Interpreter: Change all Load/Store ops to use immediate indices

Avoids the need for a PushImmediate (which usually also required
a Nop for alignment) on every load/store. And it makes the codegen
for local vs. global identical, which simplifies the byte-code
generator in a few spots.

This means that places previously using DupDown now need something that
dupes the *top* N elements of the stack. Just use Vector + Dup, and
remove the (now unused) DupDown instruction.

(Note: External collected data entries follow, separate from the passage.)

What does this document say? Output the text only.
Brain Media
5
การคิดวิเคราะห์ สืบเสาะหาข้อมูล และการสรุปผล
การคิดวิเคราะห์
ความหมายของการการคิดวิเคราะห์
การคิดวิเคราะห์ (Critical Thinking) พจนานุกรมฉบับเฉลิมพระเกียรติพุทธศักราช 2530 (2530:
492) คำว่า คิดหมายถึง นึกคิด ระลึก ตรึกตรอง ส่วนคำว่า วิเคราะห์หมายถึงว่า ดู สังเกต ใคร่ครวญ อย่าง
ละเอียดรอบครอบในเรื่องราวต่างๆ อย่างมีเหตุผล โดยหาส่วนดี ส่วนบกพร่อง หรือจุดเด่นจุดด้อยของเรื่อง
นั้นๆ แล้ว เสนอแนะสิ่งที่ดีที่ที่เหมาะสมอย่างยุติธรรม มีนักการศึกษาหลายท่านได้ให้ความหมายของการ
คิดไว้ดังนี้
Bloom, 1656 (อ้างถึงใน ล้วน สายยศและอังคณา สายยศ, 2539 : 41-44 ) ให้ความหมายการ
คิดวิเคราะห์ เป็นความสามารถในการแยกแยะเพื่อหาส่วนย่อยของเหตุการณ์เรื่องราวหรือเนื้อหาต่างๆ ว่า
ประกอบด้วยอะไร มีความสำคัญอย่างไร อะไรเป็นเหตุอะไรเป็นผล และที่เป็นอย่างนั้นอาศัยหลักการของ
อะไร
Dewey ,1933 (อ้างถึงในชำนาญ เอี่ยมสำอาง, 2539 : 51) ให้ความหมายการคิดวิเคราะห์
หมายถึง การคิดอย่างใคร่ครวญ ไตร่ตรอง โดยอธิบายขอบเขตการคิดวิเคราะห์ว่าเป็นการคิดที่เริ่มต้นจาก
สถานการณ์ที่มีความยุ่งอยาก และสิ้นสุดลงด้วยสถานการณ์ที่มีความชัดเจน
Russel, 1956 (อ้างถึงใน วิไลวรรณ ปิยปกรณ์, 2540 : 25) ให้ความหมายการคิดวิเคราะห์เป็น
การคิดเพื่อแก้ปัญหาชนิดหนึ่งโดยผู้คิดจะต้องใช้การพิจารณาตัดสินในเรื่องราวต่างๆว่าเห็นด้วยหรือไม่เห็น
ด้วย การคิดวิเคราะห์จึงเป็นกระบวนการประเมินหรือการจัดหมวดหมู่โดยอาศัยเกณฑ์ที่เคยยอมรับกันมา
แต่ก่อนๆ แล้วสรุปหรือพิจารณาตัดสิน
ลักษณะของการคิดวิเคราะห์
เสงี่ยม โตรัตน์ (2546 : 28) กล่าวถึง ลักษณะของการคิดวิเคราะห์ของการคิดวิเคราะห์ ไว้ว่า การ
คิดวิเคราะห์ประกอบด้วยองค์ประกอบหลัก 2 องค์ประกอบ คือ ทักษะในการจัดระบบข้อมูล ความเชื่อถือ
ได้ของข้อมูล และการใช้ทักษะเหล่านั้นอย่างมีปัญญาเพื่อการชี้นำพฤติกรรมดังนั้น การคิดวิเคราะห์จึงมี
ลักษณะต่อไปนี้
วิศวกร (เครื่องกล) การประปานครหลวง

Also add/implement kStoreSwizzleGlobal, which was the last missing
load/store op (and add a test case).

Change-Id: Id450272c11f4f1842c9d57bc5114e7f81e9e926e
Reviewed-on: https://skia-review.googlesource.com/c/skia/+/214062
Reviewed-by: Ethan Nicholas <ethannicholas@google.com>
Commit-Queue: Brian Osman <brianosman@google.com>
diff --git a/src/sksl/SkSLByteCodeGenerator.h b/src/sksl/SkSLByteCodeGenerator.h
index ccea57b..596c639 100644
--- a/src/sksl/SkSLByteCodeGenerator.h
+++ b/src/sksl/SkSLByteCodeGenerator.h
@@ -100,11 +100,6 @@
     void writeTypedInstruction(const Type& type, ByteCodeInstruction s, ByteCodeInstruction u,
                                ByteCodeInstruction f);
 
-    /**
-     * Pushes the storage location of an lvalue to the stack.
-     */
-    void writeTarget(const Expression& expr);
-
 private:
     // reserves 16 bits in the output code, to be filled in later with an address once we determine
     // it
@@ -272,6 +267,7 @@
 
     friend class DeferredLocation;
     friend class ByteCodeVariableLValue;
+    friend class ByteCodeSwizzleLValue;
 
     typedef CodeGenerator INHERITED;
 };